L’hashtag “andrà tutto bene” ha riempito le pagine social, cancelli delle abitazioni e la vita in tempi di Coronavirus, ha svolto egregiamente il proprio compito rassicurante ma, ora che fase 2 è alle porte (e ciò che ne seguirà), le prospettive lo sono meno; ho sempre poco “sponsorizzato” l’hashtag fin dall’inizio dell’epidemia, troppi da subito gli anziani abbandonati al loro destino di principali vittime e troppi i giovani che, colpa dell’isolamento forzato, hanno dovuto interrompere scuola, percorsi formativi e redditi preziosi.

“Non è andato tutto bene”, già dopo la crisi Lehman perché le misure per stimolare l’economia hanno pesato sulle emissioni in termini drammatici per l’ambiente, mentre sarebbe andato tutto bene se i governi avessero propeso per altri scenari, quello ad esempio di costruire una società a emissioni zero con nuovi posti di lavoro nell’istruzione, assistenza sanitaria, alloggi a basso costo e l’energia pulita con la finalità di soddisfare bisogni immediati e al contempo di affrontare la crisi climatica.

D’altronde “non andava tutto bene” a febbraio coi primi decessi e continua ad andare male oggi nell’emergenza sanitaria che miete giornalmente i morti di una disgrazia aerea, è andata male fin dall’inizio quando dalla Cina arrivavano i primi segnali di restrizioni per chiedere alla gente sacrifici collettivi, come sta andando peggio oggi coi governi di mezzo mondo a evitare fallimenti di massa e a gestire una disoccupazione che sta crescendo a livello esponenziale; dall’oggi al domani solo nei comparti del turismo e dell’intrattenimento sono andati persi milioni di posti di lavoro e quel che è peggio, a rischio della vita, è che hanno conservato il posto lavoratori sottopagati (badanti, operatori sanitari, fattorini, addetti alle pulizie, ecc.).

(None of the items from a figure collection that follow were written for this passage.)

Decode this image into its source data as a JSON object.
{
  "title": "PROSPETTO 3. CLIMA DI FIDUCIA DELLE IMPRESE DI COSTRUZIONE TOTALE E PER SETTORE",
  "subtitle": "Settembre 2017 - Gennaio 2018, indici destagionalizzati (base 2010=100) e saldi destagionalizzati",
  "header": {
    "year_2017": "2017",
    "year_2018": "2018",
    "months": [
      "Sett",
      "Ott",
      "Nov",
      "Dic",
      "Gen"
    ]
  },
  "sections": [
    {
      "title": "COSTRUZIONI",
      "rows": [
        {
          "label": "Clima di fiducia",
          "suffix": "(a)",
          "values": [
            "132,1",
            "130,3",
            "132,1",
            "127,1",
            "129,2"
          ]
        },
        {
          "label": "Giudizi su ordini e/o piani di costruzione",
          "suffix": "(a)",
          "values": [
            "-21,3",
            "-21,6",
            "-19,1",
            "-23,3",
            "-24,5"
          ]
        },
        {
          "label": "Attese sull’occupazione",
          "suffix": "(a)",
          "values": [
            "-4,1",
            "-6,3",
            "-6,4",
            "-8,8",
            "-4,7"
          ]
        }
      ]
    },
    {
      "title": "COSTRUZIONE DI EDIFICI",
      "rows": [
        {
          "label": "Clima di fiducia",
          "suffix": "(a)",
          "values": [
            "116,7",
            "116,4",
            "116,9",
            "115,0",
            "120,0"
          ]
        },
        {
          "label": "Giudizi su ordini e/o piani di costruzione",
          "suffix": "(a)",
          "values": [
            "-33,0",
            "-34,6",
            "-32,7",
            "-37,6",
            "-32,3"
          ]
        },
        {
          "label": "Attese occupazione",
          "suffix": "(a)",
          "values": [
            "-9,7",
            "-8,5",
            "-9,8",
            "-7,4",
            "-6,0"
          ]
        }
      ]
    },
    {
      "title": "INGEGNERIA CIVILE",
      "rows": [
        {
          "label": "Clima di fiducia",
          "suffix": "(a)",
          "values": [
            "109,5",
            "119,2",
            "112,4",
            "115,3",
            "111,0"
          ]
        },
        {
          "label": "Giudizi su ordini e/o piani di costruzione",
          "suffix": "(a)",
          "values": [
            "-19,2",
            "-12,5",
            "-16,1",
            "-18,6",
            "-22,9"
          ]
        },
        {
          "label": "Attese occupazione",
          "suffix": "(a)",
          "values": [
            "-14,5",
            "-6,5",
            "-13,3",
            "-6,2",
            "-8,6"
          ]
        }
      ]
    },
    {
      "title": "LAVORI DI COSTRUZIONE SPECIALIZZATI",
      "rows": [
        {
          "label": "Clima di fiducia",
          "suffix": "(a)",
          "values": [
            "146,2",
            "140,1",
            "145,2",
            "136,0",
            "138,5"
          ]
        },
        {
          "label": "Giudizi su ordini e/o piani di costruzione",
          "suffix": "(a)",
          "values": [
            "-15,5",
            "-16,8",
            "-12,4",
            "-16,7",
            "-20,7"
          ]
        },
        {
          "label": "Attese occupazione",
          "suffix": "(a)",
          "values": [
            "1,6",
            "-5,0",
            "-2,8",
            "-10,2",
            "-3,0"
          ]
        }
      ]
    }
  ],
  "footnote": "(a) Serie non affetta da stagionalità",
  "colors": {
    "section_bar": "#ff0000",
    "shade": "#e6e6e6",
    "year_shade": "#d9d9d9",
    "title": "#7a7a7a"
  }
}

“Non andrà tutto bene” se non si prenderanno in considerazione tanto i finanziamenti per il reddito di base e le tasse sul patrimonio quanto le politiche delle banche centrali che non dovranno più aiutare chi possiede grandi patrimoni ma bensì sostenere soprattutto il settore del servizio pubblico che prima o poi crollerà sotto il peso delle misure anticrisi.

Da Milano a Los Angeles, da New Dehli a Pechino con aerei a terra, traffico veicolare inesistente e industrie chiuse le emissioni dovute alle attività produttive si sono azzerate a vantaggio della salute di tutti e dell’ambiente, ma non durerà, perché questi benefici avranno vita breve in quanto la pandemia ha tolto l’attenzione dalla lotta ai cambiamenti climatici; i negoziati sul clima sono già stati posticipati e tutto quello che ha a che fare con l’ambiente sarà messo in stand-bye perché nei prossimi mesi si parlerà soltanto di Coronavirus e ripresa economica, costi quel che costi, e tutto (purtroppo) tornerà come prima.

Con lo spettro di entrare in una profonda depressione la sola Cina ha autorizzato a marzo più centrali a carbone di tutto il 2019, affossando la lezione che le restrizioni da Coronavirus hanno indotto a favore dell’ambiente sulla riduzione dell’uso dei combustibili fossili, ciò lascia immaginare che l’attenzione dell’opinione pubblica sarà distolta dal clima a causa dei timori che potranno gravare sull’economia, dimenticando che l’epidemia da Coronavirus è sì una tragedia ma è solo una minaccia che potrà durare mesi o qualche anno, a differenza invece delle ondate di calore, inondazioni e tutto quello che porterà il climate change che invece incomberà su di noi per generazioni.